Флориан колебался. Лоб его омрачился.

— Я не могу обещать вам этого, — сказал он наконец. — Пока рыцарь имеет силу держать в руках оружие, он не может отказаться идти на призыв Бога, государя и родины.

— Ты прав, дитя мое. Как ни сильна была бы моя любовь к тебе, ты знаешь, что я первая посоветую тебе следовать закону чести; по крайней мере, в эту минуту я не вижу, чтобы могло заставить тебя удалиться от нас… не правда ли? — спросила она с беспокойством в голосе.



— В настоящую минуту нет, — отвечал он с некоторой нерешительностью.

— По крайней мере, надо же, чтобы ты остался на свадьбу Маргариты, — сказала баронесса Гейерсберг, наблюдая за молодым капитаном.

— На свадьбу Маргариты? — повторил, бледнея, Флориан. — Она выходит замуж?

— Надеюсь… если только твое отсутствие не уничтожило любви, которую прежде она тебе внушала, — с живостью прибавила баронесса Гейерсберг, не имея духа длить томление, которое ясно выражалось на лице ее любимого сына.

— Как, матушка! — вскричал он. — Это о ее замужестве со мной вы говорите?

— Без сомнения, мой друг… Если только ты не изменил своих чувств к ней.

— Мое сердце не из тех, которые забывают, — отвечал Флориан. — Вы знаете, матушка, как я любил Маргариту; и мне кажется, что теперь я люблю ее еще больше. Я люблю ее за ее чудную красоту, за доброту, выражающуюся на ее лице, за попечение, которым она вас окружала, за любовь ее к вам и за привязанность, которую вы к ней питаете. Ах, матушка, уверяю вас, что я люблю ее более чем когда-либо.
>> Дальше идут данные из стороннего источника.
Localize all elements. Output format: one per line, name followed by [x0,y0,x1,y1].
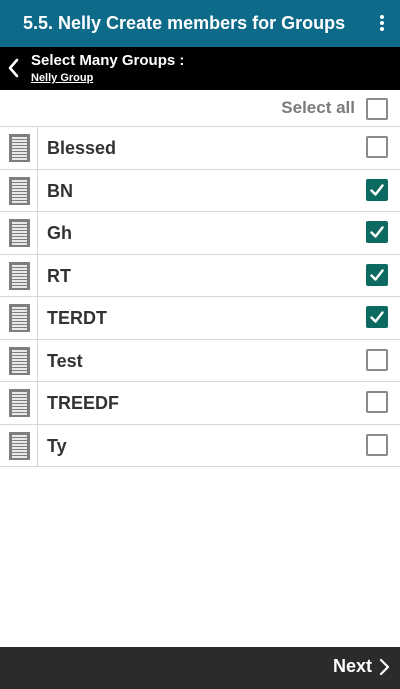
more-vertical-icon[interactable] [376,12,388,34]
document-icon[interactable] [0,254,38,296]
group-name: Test [47,350,83,371]
list-item[interactable]: TREEDF [0,382,400,425]
group-checkbox[interactable] [366,178,388,201]
group-list: Blessed BN Gh RT TERDT Test TREEDF Ty [0,127,400,467]
list-item[interactable]: Gh [0,212,400,255]
chevron-left-icon[interactable] [4,55,24,81]
document-icon[interactable] [0,127,38,169]
document-icon[interactable] [0,297,38,339]
list-item[interactable]: TERDT [0,297,400,340]
next-label: Next [332,656,372,676]
subheader-title: Select Many Groups : [31,52,185,69]
app-header: 5.5. Nelly Create members for Groups [0,0,400,47]
group-name: BN [47,180,73,201]
list-item[interactable]: BN [0,169,400,212]
chevron-right-icon [379,658,390,675]
group-name: TREEDF [47,393,119,413]
footer-bar: Next [0,647,400,689]
group-checkbox[interactable] [366,263,388,286]
group-checkbox[interactable] [366,348,388,371]
group-name: Blessed [47,138,117,158]
document-icon[interactable] [0,169,38,211]
group-checkbox[interactable] [366,306,388,328]
document-icon[interactable] [0,382,38,424]
list-item[interactable]: Ty [0,424,400,467]
group-name-link[interactable]: Nelly Group [31,72,93,84]
document-icon[interactable] [0,424,38,466]
group-name: Ty [47,435,67,456]
group-checkbox[interactable] [366,391,388,413]
select-all-checkbox[interactable] [366,98,388,120]
list-item[interactable]: Test [0,339,400,382]
select-all-row: Select all [0,90,400,127]
document-icon[interactable] [0,339,38,381]
document-icon[interactable] [0,212,38,254]
list-item[interactable]: Blessed [0,127,400,170]
list-item[interactable]: RT [0,254,400,297]
group-name: Gh [47,223,72,243]
page-title: 5.5. Nelly Create members for Groups [23,13,346,33]
group-name: TERDT [47,308,107,328]
group-checkbox[interactable] [366,221,388,243]
group-name: RT [47,265,71,286]
select-all-label: Select all [281,98,355,117]
group-checkbox[interactable] [366,433,388,456]
subheader: Select Many Groups : Nelly Group [0,47,400,90]
next-button[interactable]: Next [333,656,390,677]
group-checkbox[interactable] [366,136,388,158]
— Я знала, что это будет так, — заговорила баронесса Гейерсберг, — каждый день я возносила теплые молитвы к Богу, чтобы Он соединил неразрывно два существа, любимые мной более всего на свете. Благословляю небо, которое исполнило мои желания и сохранило твою любовь к этой благородной девушке!

— Но во всем этом вы говорите только обо мне… А Маргарита? Она была ребенком, когда я уехал. Она не могла тогда меня любить… Кто знает, полюбит ли она меня? Может быть, уже другой занял ее сердце?

— Нет, — сказала баронесса Гейерсберг, ослепленная материнской любовью. — Маргарита любит тебя — я в этом уверена.

— Она вам это сказала?

— Дитя! — прошептала она, снисходительно пожимая плечами. — Разве она могла поверить мне свою любовь?

— Ведь она доверяет вам более всех?

— Здесь дело не в недоверии, а в благородной деликатности! Разве ты не понимаешь ее положения? Бедная сирота, без имени… без состояния…

— Но вы обходились с ней, как с родной дочерью.

— Да, но все же она не была дочерью. Она могла, она должна была предполагать, что я мечтаю для тебя о более богатом и блестящем браке, и конечно считала преступлением сделать ее преградой к исполнению моих предложений.

— Но я вам повторяю, матушка, когда я уехал, она была еще ребенком.

— В пятнадцать лет женщины, с таким характером как Маргарита уже не дети. Она уже и тогда любила тебя, любит и теперь, я в этом уверена. Она беспрестанно вспоминала о тебе.

— Для того, чтобы сделать вам приятное.

— Она плакала со мной, когда мы долго не получали от тебя известий!

— Она ведь так добра!

— Какой упрямец, — проговорила баронесса, и начала исчислять все данные, которые заставляли ее предполагать любовь молодой девушки к Флориану.

Хотя какая-то задняя мысль сдерживала радость рыцаря, однако он ничего так не желал, как поддаться этим убеждениям.

— Предположим, что Маргарита любит меня, — сказал он наконец, — но согласиться ли ее отец на наш союз?